How appropriate is an App to discuss Patients’ state of Illness?

How appropriate is an App to discuss Patients’ state of Illness? Mobile devices have impacted the workings of healthcare professionals in various ways – time and health management, health record maintenance, patient management and monitoring, and clinical decision making, etc. The apps used by healthcare providers in medical practice are many, but have yet to be totally accepted by the professionals and even the common people. Although studies have stated that communication between patient and provider could be enhanced by a disease management app, which tracks and monitors the patients, thereby promoting adherence to the medication and thus improvement in patient’s health, yet a negligible percent of its usage has trickled down. A recent study found that nearly 80% of the 4000 physicians surveyed in the USA, use smartphones for administrative work and patient care as compared to the paltry 28% of the US population who own a smart phone!  From a physician’s perspective in the current healthcare scenario where administrative functions far outweigh patient care, an app that delivers – information where and when & can integrate with their workflow seamlessly, is more easily adopted than EHRs

Usage of App benefits for Physicians & Healthcare providers:

  • New discoveries and Treatments
  • Better diagnostic tools to deliver recommended care
  • Track diseases and epidemic outbreaks in real time
  • Track & monitor Patient Pain management
  • Track and monitor dosage of patient medication
  • Time management & information management- health records, medical imaging scans readily available across geo-spatial lines

For Patients:

  • Monitoring medication and symptoms of patients
  • Disease management especially chronic diseases like diabetes and asthma
  • Engage patients in tracking their symptoms and being more proactive about their illness
  • Broadcasting patient’s conditions in real time instead of waiting for the appointed time

Yes there are certain risks prevalent here:

  • Medico-legal & ethical implications
  • Reliability of clinical decisions based solely on apps
  • Privacy of patient’s data
  • Doctor-patient relationship

However, in chronic and critical illness, where physical travelling and on the spot appointments are difficult, an app that can appropriately determine your state of health, or a video call to your doctor who can monitor your symptoms online, and thus make recommendations till your next appointment, is but a blessing in disguise.

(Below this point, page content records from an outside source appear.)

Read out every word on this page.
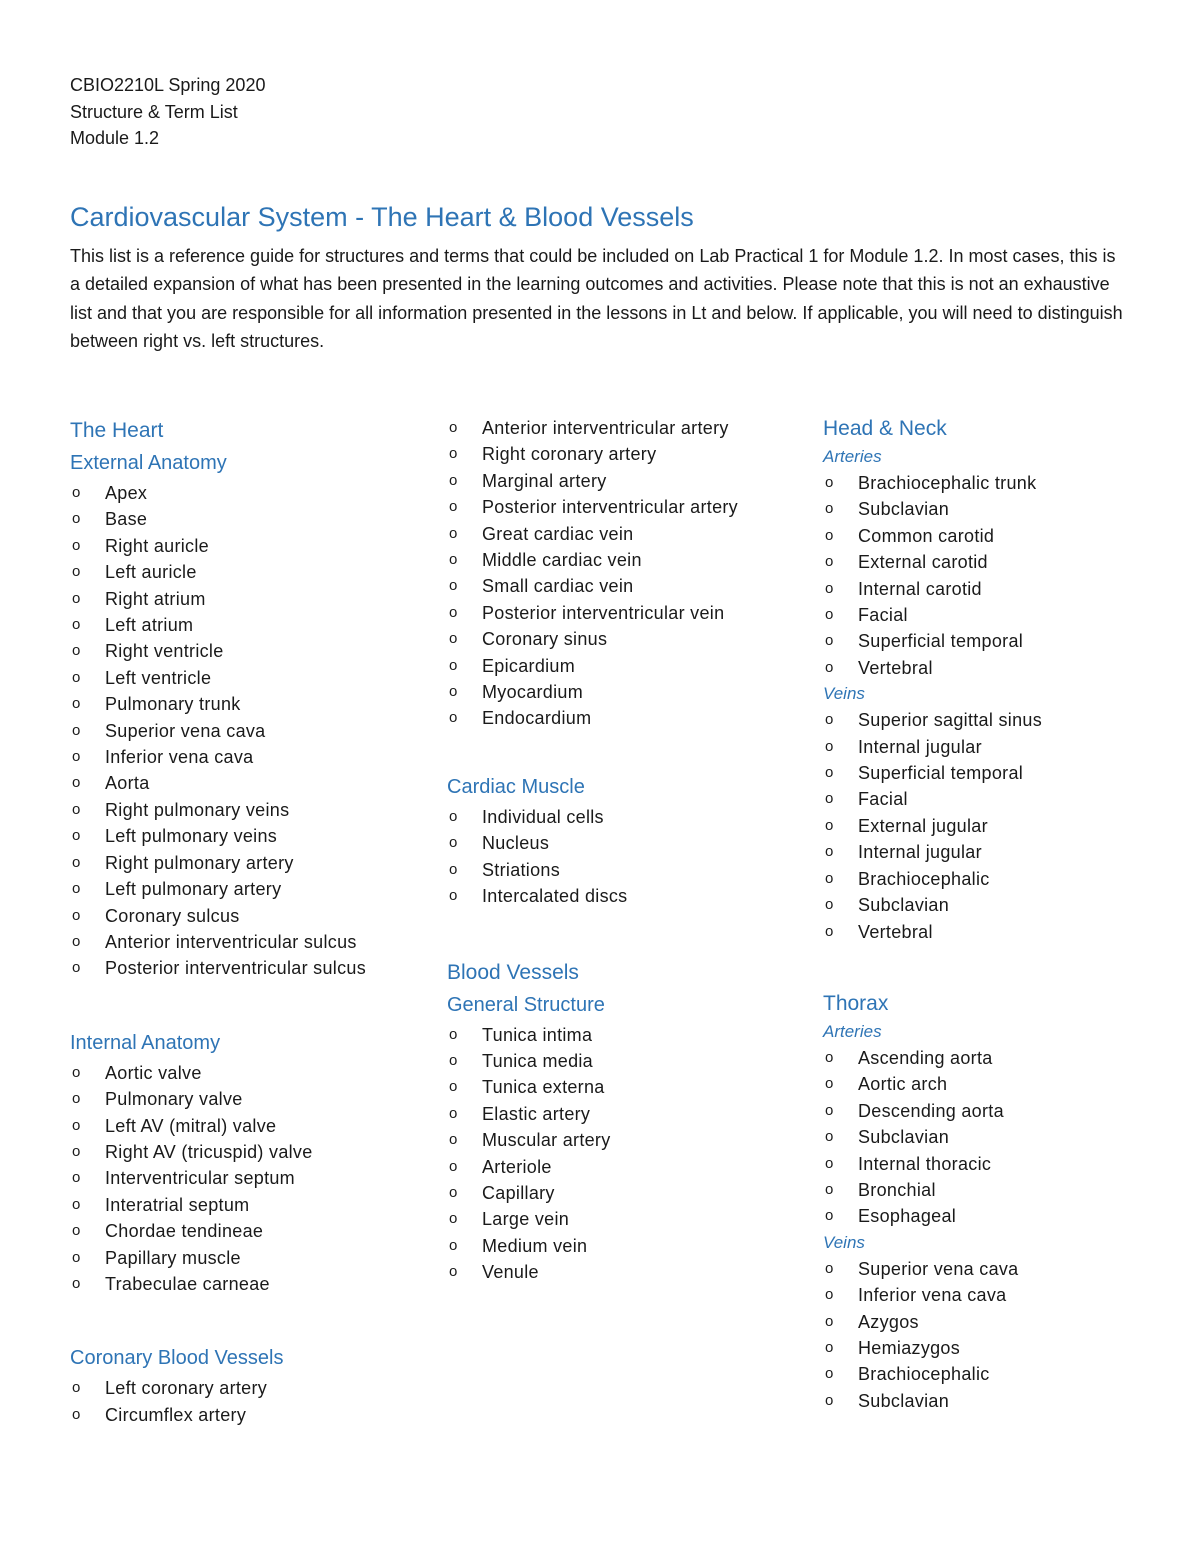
CBIO2210L Spring 2020
Structure & Term List
Module 1.2
Cardiovascular System - The Heart & Blood Vessels

This list is a reference guide for structures and terms that could be included on Lab Practical 1 for Module 1.2. In most cases, this is a detailed expansion of what has been presented in the learning outcomes and activities. Please note that this is not an exhaustive list and that you are responsible for all information presented in the lessons in Lt and below. If applicable, you will need to distinguish between right vs. left structures.

The Heart
External Anatomy
o Apex
o Base
o Right auricle
o Left auricle
o Right atrium
o Left atrium
o Right ventricle
o Left ventricle
o Pulmonary trunk
o Superior vena cava
o Inferior vena cava
o Aorta
o Right pulmonary veins
o Left pulmonary veins
o Right pulmonary artery
o Left pulmonary artery
o Coronary sulcus
o Anterior interventricular sulcus
o Posterior interventricular sulcus
Internal Anatomy
o Aortic valve
o Pulmonary valve
o Left AV (mitral) valve
o Right AV (tricuspid) valve
o Interventricular septum
o Interatrial septum
o Chordae tendineae
o Papillary muscle
o Trabeculae carneae
Coronary Blood Vessels
o Left coronary artery
o Circumflex artery
o Anterior interventricular artery
o Right coronary artery
o Marginal artery
o Posterior interventricular artery
o Great cardiac vein
o Middle cardiac vein
o Small cardiac vein
o Posterior interventricular vein
o Coronary sinus
o Epicardium
o Myocardium
o Endocardium
Cardiac Muscle
o Individual cells
o Nucleus
o Striations
o Intercalated discs
Blood Vessels
General Structure
o Tunica intima
o Tunica media
o Tunica externa
o Elastic artery
o Muscular artery
o Arteriole
o Capillary
o Large vein
o Medium vein
o Venule
Head & Neck
Arteries
o Brachiocephalic trunk
o Subclavian
o Common carotid
o External carotid
o Internal carotid
o Facial
o Superficial temporal
o Vertebral
Veins
o Superior sagittal sinus
o Internal jugular
o Superficial temporal
o Facial
o External jugular
o Internal jugular
o Brachiocephalic
o Subclavian
o Vertebral
Thorax
Arteries
o Ascending aorta
o Aortic arch
o Descending aorta
o Subclavian
o Internal thoracic
o Bronchial
o Esophageal
Veins
o Superior vena cava
o Inferior vena cava
o Azygos
o Hemiazygos
o Brachiocephalic
o Subclavian
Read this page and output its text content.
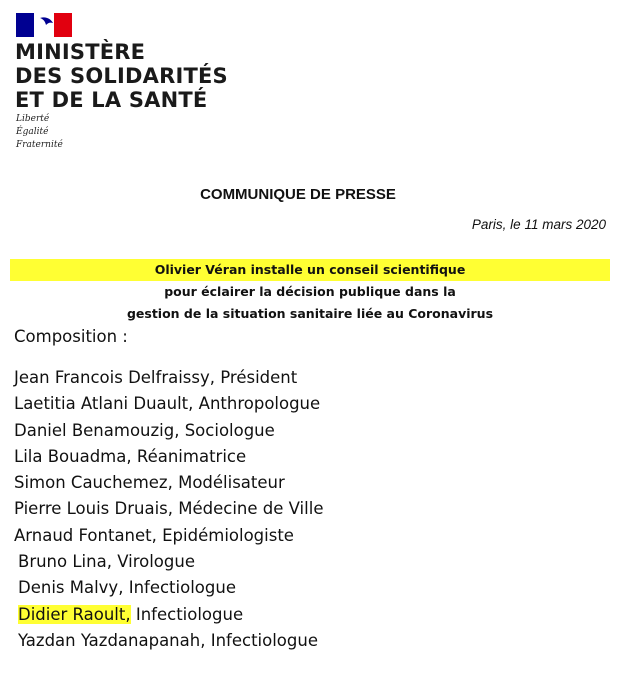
MINISTÈRE
DES SOLIDARITÉS
ET DE LA SANTÉ
Liberté
Égalité
Fraternité
COMMUNIQUE DE PRESSE
Paris, le 11 mars 2020
Olivier Véran installe un conseil scientifique
pour éclairer la décision publique dans la
gestion de la situation sanitaire liée au Coronavirus

Composition :

Jean Francois Delfraissy, Président
Laetitia Atlani Duault, Anthropologue
Daniel Benamouzig, Sociologue
Lila Bouadma, Réanimatrice
Simon Cauchemez, Modélisateur
Pierre Louis Druais, Médecine de Ville
Arnaud Fontanet, Epidémiologiste
Bruno Lina, Virologue
Denis Malvy, Infectiologue
Didier Raoult, Infectiologue
Yazdan Yazdanapanah, Infectiologue
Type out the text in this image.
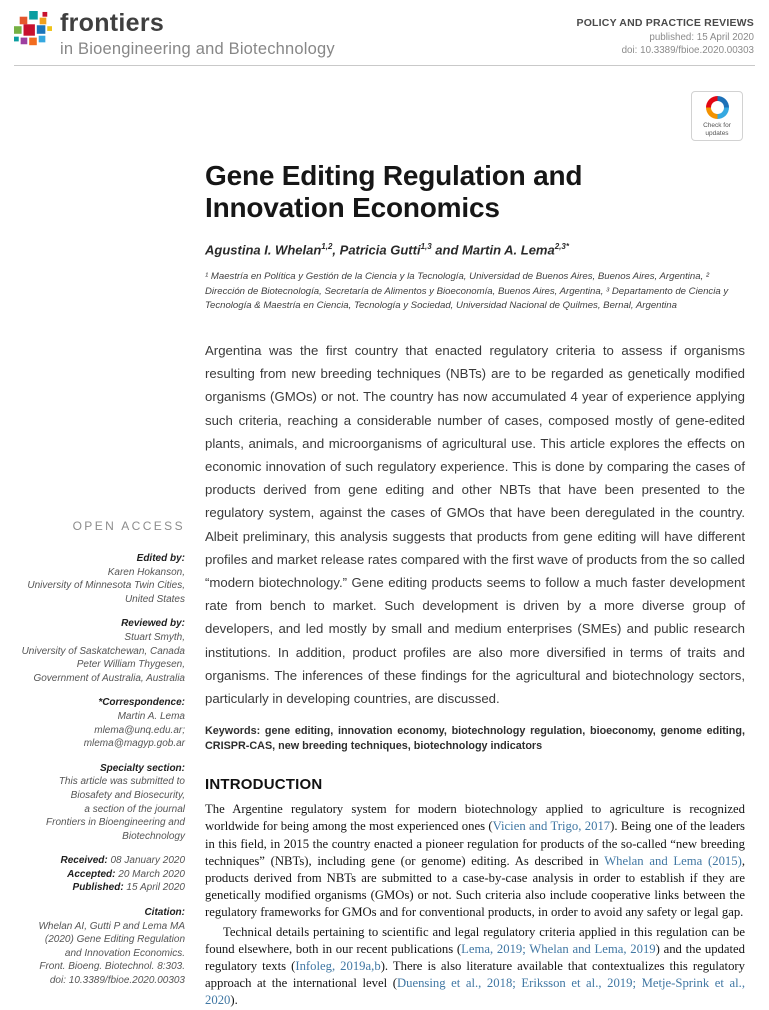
frontiers
in Bioengineering and Biotechnology
POLICY AND PRACTICE REVIEWS
published: 15 April 2020
doi: 10.3389/fbioe.2020.00303
Check for
updates
OPEN ACCESS
Edited by:
Karen Hokanson,
University of Minnesota Twin Cities,
United States
Reviewed by:
Stuart Smyth,
University of Saskatchewan, Canada
Peter William Thygesen,
Government of Australia, Australia
*Correspondence:
Martin A. Lema
mlema@unq.edu.ar;
mlema@magyp.gob.ar
Specialty section:
This article was submitted to
Biosafety and Biosecurity,
a section of the journal
Frontiers in Bioengineering and
Biotechnology
Received: 08 January 2020
Accepted: 20 March 2020
Published: 15 April 2020
Citation:
Whelan AI, Gutti P and Lema MA
(2020) Gene Editing Regulation
and Innovation Economics.
Front. Bioeng. Biotechnol. 8:303.
doi: 10.3389/fbioe.2020.00303
Gene Editing Regulation and
Innovation Economics
Agustina I. Whelan$^{1,2}$, Patricia Gutti$^{1,3}$ and Martin A. Lema$^{2,3*}$
¹ Maestría en Política y Gestión de la Ciencia y la Tecnología, Universidad de Buenos Aires, Buenos Aires, Argentina, ² Dirección de Biotecnología, Secretaría de Alimentos y Bioeconomía, Buenos Aires, Argentina, ³ Departamento de Ciencia y Tecnología & Maestría en Ciencia, Tecnología y Sociedad, Universidad Nacional de Quilmes, Bernal, Argentina
Argentina was the first country that enacted regulatory criteria to assess if organisms resulting from new breeding techniques (NBTs) are to be regarded as genetically modified organisms (GMOs) or not. The country has now accumulated 4 year of experience applying such criteria, reaching a considerable number of cases, composed mostly of gene-edited plants, animals, and microorganisms of agricultural use. This article explores the effects on economic innovation of such regulatory experience. This is done by comparing the cases of products derived from gene editing and other NBTs that have been presented to the regulatory system, against the cases of GMOs that have been deregulated in the country. Albeit preliminary, this analysis suggests that products from gene editing will have different profiles and market release rates compared with the first wave of products from the so called “modern biotechnology.” Gene editing products seems to follow a much faster development rate from bench to market. Such development is driven by a more diverse group of developers, and led mostly by small and medium enterprises (SMEs) and public research institutions. In addition, product profiles are also more diversified in terms of traits and organisms. The inferences of these findings for the agricultural and biotechnology sectors, particularly in developing countries, are discussed.
Keywords: gene editing, innovation economy, biotechnology regulation, bioeconomy, genome editing, CRISPR-CAS, new breeding techniques, biotechnology indicators
INTRODUCTION

The Argentine regulatory system for modern biotechnology applied to agriculture is recognized worldwide for being among the most experienced ones (Vicien and Trigo, 2017). Being one of the leaders in this field, in 2015 the country enacted a pioneer regulation for products of the so-called “new breeding techniques” (NBTs), including gene (or genome) editing. As described in Whelan and Lema (2015), products derived from NBTs are submitted to a case-by-case analysis in order to establish if they are genetically modified organisms (GMOs) or not. Such criteria also include cooperative links between the regulatory frameworks for GMOs and for conventional products, in order to avoid any safety or legal gap.

Technical details pertaining to scientific and legal regulatory criteria applied in this regulation can be found elsewhere, both in our recent publications (Lema, 2019; Whelan and Lema, 2019) and the updated regulatory texts (Infoleg, 2019a,b). There is also literature available that contextualizes this regulatory approach at the international level (Duensing et al., 2018; Eriksson et al., 2019; Metje-Sprink et al., 2020).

A fee-using app may not be attractive enough, even though it shows a plus for physician’s time usage which can be better spent on more critical patients. Also, the geriatric population may not always be attuned to using such devices, for which it would be most applicable, given their immobility at times, and the need for daily monitoring. Thus, it is yet too early to say whether or not it is proper to discuss one’s illness using an app, depending on several risk factors mentioned above, including the seriousness of the disease. Can the patient and physician afford it- financially?